A tool must be intuitive enough to gain popularity in the current UGC ecosystem and to fulfill the universal need for free creation and self-expression. If we take the difference in AI knowledge ("proficiency") and access to computing power ("flops") into account, then this is a new inequality problem the research and development community must shed light on.

And I sympathize with such inequality.

During my social practice in Jingdong, Yunnan in June 2021, I led my team in researching the local food industry. Thanks to the refreshing environment in the mountains, agricultural products like tea and mushrooms were of extraordinary quality, but the locals had no experience in advertising. Thankfully, two years later, large models such as Ernie (by Baidu Inc.) that automate video generation are coming to the rescue, empowering individual businesses to produce compelling advertisements and boost sales.

It amazes me how my attitude toward large models has transformed in the last year.

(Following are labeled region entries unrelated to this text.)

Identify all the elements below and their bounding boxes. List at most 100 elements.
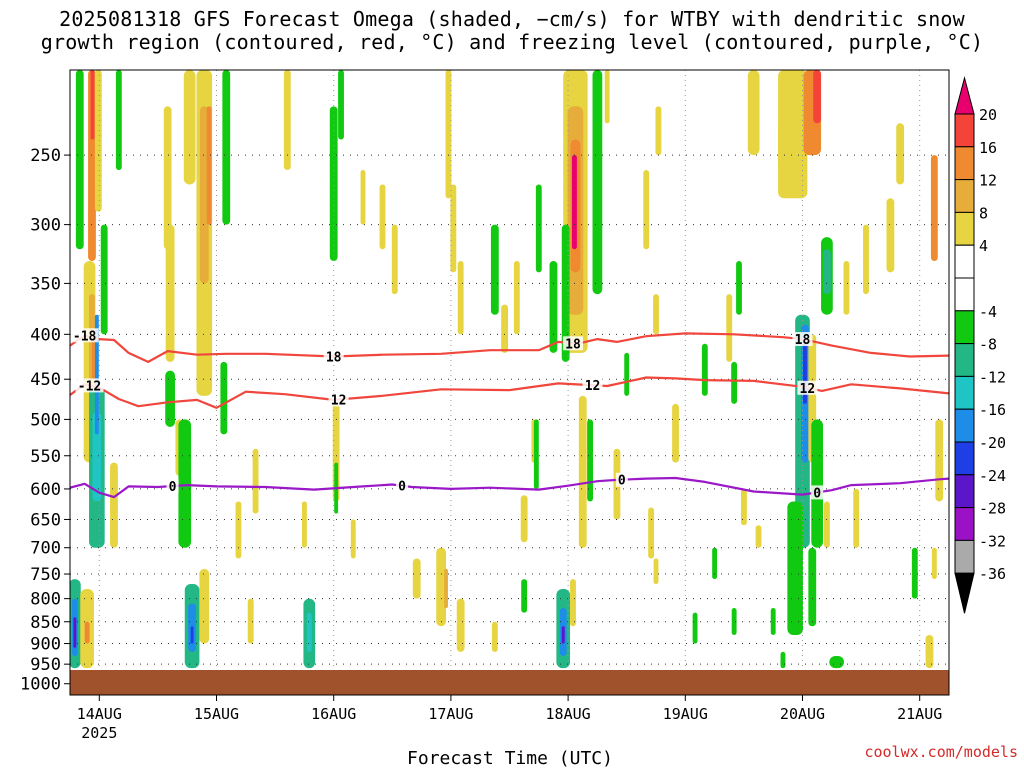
y-tick-label: 250 (30, 146, 61, 166)
omega-shade-cell (520, 495, 528, 543)
omega-shade-cell (436, 547, 447, 627)
contour-label: 0 (618, 474, 626, 489)
contour-label: 0 (813, 486, 821, 501)
ground-band (70, 670, 949, 695)
omega-shade-cell (252, 448, 259, 514)
y-tick-label: 350 (30, 274, 61, 294)
grid-layer (70, 70, 949, 695)
y-tick-label: 550 (30, 447, 61, 467)
omega-shade-cell (91, 334, 95, 380)
omega-shade-cell (190, 626, 194, 644)
omega-shade-cell (360, 170, 366, 225)
x-axis-label: Forecast Time (UTC) (407, 748, 613, 768)
x-tick-label: 15AUG (194, 705, 239, 723)
colorbar-label: -16 (979, 401, 1006, 419)
contour-label-bg (811, 485, 824, 500)
omega-shade-cell (731, 361, 738, 404)
colorbar-label: 20 (979, 106, 997, 124)
contour-label-bg (323, 349, 344, 364)
omega-shade-cell (206, 106, 212, 225)
colorbar-label: -36 (979, 565, 1006, 583)
omega-shade-cell (445, 70, 452, 199)
omega-shade-cell (911, 547, 918, 599)
y-tick-label: 400 (30, 325, 61, 345)
omega-shade-cell (823, 249, 831, 295)
contour-label: -12 (78, 379, 101, 394)
omega-shade-cell (73, 617, 77, 648)
colorbar-segment (954, 539, 975, 574)
omega-shade-cell (110, 462, 118, 548)
omega-shade-cell (808, 547, 817, 627)
credit-link[interactable]: coolwx.com/models (864, 743, 1018, 761)
omega-shade-cell (736, 260, 742, 315)
omega-shade-cell (726, 294, 733, 362)
colorbar: 20 16 12 8 4 -4 -8 -12 -16 -20 -24 -28 -32 -36 (954, 76, 1006, 614)
omega-shade-cell (931, 547, 937, 580)
y-tick-label: 850 (30, 613, 61, 633)
omega-shade-cell (570, 579, 576, 627)
omega-shade-cell (829, 656, 845, 669)
omega-shade-cell (561, 224, 570, 362)
contour-label-bg (396, 478, 409, 493)
colorbar-label: -12 (979, 368, 1006, 386)
contour-label: 18 (565, 337, 581, 352)
omega-shade-cell (84, 621, 90, 644)
x-tick-year-label: 2025 (81, 724, 117, 742)
colorbar-segment (954, 277, 975, 312)
y-tick-label: 900 (30, 635, 61, 655)
colorbar-segment (954, 474, 975, 509)
y-tick-label: 750 (30, 565, 61, 585)
omega-shade-cell (886, 198, 895, 273)
colorbar-top-arrow (954, 76, 975, 115)
omega-shade-cell (222, 70, 231, 225)
omega-shade-cell (755, 525, 762, 548)
colorbar-label: -32 (979, 532, 1006, 550)
colorbar-segment (954, 113, 975, 148)
omega-shade-cell (813, 70, 822, 124)
plot-frame (69, 69, 950, 696)
colorbar-bottom-arrow (954, 572, 975, 614)
x-tick-label: 14AUG (77, 705, 122, 723)
contour-label-bg (792, 332, 813, 347)
colorbar-label: -24 (979, 467, 1006, 485)
x-tick-label: 17AUG (428, 705, 473, 723)
omega-shade-cell (178, 419, 192, 548)
omega-shade-cell (444, 568, 448, 609)
contour-label-bg (75, 378, 104, 393)
y-tick-label: 600 (30, 480, 61, 500)
omega-shade-cell (561, 626, 565, 644)
omega-shade-cell (491, 621, 498, 652)
omega-shade-cell (94, 70, 102, 212)
omega-shade-cell (770, 608, 776, 635)
omega-shade-cell (163, 106, 172, 250)
omega-shade-cell (283, 70, 291, 171)
x-tick-label: 18AUG (546, 705, 591, 723)
contour-layer: -18 18 18 18 -12 12 12 12 0 0 0 0 (70, 328, 949, 501)
omega-shade-cell (549, 260, 558, 353)
y-tick-label: 1000 (20, 675, 61, 695)
omega-shade-cell (653, 558, 659, 585)
colorbar-label: -28 (979, 500, 1006, 518)
contour-label-bg (615, 472, 628, 487)
y-tick-label: 800 (30, 590, 61, 610)
chart-title-line2: growth region (contoured, red, °C) and f… (40, 30, 984, 54)
contour-label: 12 (585, 379, 601, 394)
contour-label: 0 (169, 480, 177, 495)
omega-shade-cell (925, 634, 934, 669)
omega-shade-cell (604, 70, 610, 124)
colorbar-label: 16 (979, 139, 997, 157)
colorbar-label: 4 (979, 237, 988, 255)
colorbar-segment (954, 179, 975, 213)
omega-shade-cell (501, 304, 509, 353)
omega-shade-cell (490, 224, 499, 315)
omega-shade-cell (457, 260, 464, 335)
omega-shade-cell (672, 403, 679, 463)
omega-shade-cell (350, 519, 356, 559)
colorbar-segment (954, 375, 975, 410)
colorbar-label: -20 (979, 434, 1006, 452)
contour-label-bg (70, 328, 99, 343)
omega-shade-cell (450, 184, 457, 273)
omega-shade-cell (220, 361, 228, 435)
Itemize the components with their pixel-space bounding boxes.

I once regarded them as a threat to humanity’s monopoly of zero-to-one creativity, but eventually realized their artistic value of automating the mundane parts and providing a twerk just outside a composer’s comfort zone to boost freshness. More importantly, an intuitive, human-oriented, and publicly available generative model might be a solution to the inequality in digital proficiency.

I will continue to fight for social equality in my own way, and I hope my research in the graduate years will empower everyone to create, express, and thrive.

Ziyuan Chen

December 2023

Let it be code or music, do it like you never did before.